From then on, as a part of modern nation building process, modern national Siamese or Thai history comprises the history of Sukhothai. Sukhothai was said to be the 'first national capital', followed by Ayutthaya, Thonburi until Rattanakosin or today Bangkok. Sukhothai history was crucial among Siam/ Thailand's 'modernists', both 'conservative' and 'revolutionary'. Rama IV (King Mongkut) said that he found 'the first Stone Inscription' in Sukhothai, telling story of Sukhothai's origin, heroic kings such as Ram Khamhaeng, administrative system and other developments, considered as the 'prosperous time' of the kingdom.
Sukhothai history became important even after the Revolution of 1932. Researches and writings on Sukhothai history were abundant.
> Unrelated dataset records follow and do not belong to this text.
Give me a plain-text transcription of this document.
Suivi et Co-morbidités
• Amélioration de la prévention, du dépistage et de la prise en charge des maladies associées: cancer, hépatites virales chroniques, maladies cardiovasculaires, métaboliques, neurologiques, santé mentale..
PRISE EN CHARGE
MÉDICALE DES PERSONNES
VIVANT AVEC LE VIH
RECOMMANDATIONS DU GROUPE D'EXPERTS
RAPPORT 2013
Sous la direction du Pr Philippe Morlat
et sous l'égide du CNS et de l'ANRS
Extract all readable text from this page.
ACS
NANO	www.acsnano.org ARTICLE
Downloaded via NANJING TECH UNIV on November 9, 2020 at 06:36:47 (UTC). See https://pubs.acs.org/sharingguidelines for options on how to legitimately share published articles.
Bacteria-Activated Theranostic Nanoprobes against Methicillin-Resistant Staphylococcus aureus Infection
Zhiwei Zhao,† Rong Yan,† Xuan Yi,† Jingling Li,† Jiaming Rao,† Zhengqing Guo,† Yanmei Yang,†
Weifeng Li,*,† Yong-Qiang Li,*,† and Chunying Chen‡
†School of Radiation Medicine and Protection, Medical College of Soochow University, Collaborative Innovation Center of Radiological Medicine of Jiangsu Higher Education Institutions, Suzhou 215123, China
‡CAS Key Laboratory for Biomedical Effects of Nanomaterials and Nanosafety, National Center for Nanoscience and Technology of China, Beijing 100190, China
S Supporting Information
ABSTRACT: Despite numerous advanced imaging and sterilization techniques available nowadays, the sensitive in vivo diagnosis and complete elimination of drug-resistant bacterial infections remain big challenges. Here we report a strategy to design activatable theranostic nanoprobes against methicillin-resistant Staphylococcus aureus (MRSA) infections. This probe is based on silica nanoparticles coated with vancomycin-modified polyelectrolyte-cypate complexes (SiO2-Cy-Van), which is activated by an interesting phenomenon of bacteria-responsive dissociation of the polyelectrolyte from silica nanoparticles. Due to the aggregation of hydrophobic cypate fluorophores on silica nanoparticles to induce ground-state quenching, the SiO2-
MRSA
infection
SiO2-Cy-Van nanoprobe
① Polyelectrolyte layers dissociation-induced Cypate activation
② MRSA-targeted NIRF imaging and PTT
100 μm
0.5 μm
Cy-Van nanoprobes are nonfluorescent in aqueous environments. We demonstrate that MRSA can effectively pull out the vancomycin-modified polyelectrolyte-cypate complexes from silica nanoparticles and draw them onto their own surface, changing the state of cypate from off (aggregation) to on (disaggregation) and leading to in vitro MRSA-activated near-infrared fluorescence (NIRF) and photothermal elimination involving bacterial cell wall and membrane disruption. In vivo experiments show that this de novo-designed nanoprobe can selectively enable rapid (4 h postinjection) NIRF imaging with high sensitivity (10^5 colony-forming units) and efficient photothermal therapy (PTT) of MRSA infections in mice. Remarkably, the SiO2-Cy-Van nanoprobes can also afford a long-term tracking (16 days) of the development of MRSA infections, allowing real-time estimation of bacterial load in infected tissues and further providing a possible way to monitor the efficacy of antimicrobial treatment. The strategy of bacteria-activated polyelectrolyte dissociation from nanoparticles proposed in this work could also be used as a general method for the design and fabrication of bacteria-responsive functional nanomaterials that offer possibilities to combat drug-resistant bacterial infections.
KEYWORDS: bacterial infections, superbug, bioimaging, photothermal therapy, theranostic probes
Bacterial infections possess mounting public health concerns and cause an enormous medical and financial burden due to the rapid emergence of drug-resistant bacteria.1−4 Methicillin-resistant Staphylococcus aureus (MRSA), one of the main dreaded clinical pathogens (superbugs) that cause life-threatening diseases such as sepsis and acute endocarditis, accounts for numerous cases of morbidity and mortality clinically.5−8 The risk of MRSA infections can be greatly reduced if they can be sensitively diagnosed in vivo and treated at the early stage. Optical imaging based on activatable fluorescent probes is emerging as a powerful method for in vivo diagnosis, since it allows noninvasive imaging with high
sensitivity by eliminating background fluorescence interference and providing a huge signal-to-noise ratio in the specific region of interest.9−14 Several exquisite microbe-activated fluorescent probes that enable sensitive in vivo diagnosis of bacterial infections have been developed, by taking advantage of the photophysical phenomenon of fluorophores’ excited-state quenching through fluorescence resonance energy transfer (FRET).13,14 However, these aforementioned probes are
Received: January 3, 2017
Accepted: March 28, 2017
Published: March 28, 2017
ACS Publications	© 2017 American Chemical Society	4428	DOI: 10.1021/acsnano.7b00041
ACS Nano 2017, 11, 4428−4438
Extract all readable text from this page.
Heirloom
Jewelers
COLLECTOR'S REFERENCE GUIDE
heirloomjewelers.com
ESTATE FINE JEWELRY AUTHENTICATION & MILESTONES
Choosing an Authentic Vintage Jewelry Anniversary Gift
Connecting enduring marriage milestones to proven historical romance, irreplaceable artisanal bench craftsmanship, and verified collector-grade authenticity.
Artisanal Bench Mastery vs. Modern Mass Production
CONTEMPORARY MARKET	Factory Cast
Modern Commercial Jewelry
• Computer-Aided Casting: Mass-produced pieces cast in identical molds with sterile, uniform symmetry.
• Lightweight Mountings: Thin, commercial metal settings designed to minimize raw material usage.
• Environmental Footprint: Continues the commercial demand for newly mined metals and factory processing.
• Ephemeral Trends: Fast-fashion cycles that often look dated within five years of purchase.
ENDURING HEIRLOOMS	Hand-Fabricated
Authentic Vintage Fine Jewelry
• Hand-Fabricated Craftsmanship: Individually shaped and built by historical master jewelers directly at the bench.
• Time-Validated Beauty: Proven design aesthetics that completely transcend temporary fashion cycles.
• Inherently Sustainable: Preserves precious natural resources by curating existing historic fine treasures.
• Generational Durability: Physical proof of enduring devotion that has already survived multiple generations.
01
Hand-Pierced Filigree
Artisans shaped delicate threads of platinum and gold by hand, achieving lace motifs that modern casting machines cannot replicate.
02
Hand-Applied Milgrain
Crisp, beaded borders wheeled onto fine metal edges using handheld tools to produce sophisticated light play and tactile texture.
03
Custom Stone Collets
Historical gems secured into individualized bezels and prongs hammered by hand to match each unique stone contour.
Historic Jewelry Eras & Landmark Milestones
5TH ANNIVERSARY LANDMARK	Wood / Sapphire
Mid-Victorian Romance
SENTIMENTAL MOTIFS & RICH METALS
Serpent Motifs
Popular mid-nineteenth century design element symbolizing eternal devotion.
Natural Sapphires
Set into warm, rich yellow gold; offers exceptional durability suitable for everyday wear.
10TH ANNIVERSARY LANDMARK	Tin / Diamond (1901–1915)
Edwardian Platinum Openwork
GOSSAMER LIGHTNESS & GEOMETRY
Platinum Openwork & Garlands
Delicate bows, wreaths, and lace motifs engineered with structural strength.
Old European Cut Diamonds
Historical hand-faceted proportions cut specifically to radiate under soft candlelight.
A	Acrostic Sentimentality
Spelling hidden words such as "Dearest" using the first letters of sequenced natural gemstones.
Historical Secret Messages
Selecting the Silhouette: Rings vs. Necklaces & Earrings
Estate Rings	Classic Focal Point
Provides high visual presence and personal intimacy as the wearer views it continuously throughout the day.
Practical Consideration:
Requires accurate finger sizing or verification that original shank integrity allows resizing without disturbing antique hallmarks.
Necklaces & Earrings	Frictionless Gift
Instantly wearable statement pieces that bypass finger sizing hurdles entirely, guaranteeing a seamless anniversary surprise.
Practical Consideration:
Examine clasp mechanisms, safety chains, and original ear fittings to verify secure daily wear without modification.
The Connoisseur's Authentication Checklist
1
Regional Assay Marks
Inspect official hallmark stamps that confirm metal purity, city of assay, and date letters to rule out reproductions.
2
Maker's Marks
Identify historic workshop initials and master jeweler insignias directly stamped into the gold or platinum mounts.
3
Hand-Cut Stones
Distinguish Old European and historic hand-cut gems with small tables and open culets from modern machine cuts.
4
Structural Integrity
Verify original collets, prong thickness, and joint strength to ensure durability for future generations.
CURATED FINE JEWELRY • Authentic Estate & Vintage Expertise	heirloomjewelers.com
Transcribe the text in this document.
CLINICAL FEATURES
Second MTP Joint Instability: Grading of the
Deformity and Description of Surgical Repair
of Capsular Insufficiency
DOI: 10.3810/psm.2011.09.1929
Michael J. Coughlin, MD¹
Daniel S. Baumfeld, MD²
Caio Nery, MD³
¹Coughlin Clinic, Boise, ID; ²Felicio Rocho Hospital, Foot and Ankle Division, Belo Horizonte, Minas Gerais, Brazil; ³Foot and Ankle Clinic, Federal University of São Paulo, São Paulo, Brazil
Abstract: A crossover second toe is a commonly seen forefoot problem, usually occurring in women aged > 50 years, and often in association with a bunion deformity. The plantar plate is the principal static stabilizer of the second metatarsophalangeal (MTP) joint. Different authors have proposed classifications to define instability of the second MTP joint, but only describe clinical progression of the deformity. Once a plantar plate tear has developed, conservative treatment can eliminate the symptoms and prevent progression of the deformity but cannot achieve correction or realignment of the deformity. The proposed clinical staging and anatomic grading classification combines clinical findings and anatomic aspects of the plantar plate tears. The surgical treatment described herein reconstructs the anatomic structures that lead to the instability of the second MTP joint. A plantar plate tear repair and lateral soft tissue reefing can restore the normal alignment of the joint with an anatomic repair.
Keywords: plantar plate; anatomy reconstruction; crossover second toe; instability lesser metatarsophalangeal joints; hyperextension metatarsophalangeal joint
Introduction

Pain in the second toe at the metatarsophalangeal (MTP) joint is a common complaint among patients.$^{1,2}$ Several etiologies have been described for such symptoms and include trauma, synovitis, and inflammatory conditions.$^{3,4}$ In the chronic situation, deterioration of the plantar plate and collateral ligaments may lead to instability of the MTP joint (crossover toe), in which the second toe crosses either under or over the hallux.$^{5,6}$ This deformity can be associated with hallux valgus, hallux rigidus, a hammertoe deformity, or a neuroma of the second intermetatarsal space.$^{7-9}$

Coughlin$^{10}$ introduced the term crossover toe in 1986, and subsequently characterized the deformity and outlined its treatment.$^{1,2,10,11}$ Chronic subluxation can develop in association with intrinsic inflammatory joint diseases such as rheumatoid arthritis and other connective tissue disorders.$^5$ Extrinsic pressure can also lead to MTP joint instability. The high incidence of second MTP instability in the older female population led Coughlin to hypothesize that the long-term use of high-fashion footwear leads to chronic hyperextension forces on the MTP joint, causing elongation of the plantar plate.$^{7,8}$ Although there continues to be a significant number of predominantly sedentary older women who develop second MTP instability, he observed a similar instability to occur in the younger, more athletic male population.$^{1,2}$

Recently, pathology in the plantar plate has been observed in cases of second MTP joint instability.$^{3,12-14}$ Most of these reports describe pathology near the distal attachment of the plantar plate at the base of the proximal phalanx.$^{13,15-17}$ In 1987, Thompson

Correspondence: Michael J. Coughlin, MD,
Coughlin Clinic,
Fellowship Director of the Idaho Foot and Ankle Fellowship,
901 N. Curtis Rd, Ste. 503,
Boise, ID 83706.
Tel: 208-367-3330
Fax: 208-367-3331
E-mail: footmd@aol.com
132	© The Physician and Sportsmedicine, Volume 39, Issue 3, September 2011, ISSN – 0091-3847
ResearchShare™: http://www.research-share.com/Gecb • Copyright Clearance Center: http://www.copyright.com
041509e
Details derived from the inscription were studied and 'theorised'. One of the most well-known topics was Sukhothai's 'democracy' rule. Story of the close relationship between king and his people, vividly described as 'father-son' relationship, the 'seed' of Thai Democracy. However the change in ruling style took place when later society embraced 'foreign' tradition, Khmer's Angkor tradition, influenced by Hinduism and 'mystic' Mahayana Buddhism. The story of Sukhothai became the model of 'freedom'. Jit Bhumisak, a 'revolutionary' scholar, also saw Sukhothai period as the beginning of the Thai people's liberation movement from their foreign ruler, Angkor.
During military rule, from the 1950s, Sukhothai was placed in Thai national curriculum. Sukhothai became model of 'father-son' rule, described as 'Thai Democracy', free from 'foreign ideology'; Angkorian tradition compared to communism. Other Sukhothai aspects were investigated seriously, such as commoner and slave status, and economic situation. These topics, said, were on stage of ideological thoughts fighting during the Cold War and civil insurgency times in 1960-1970s.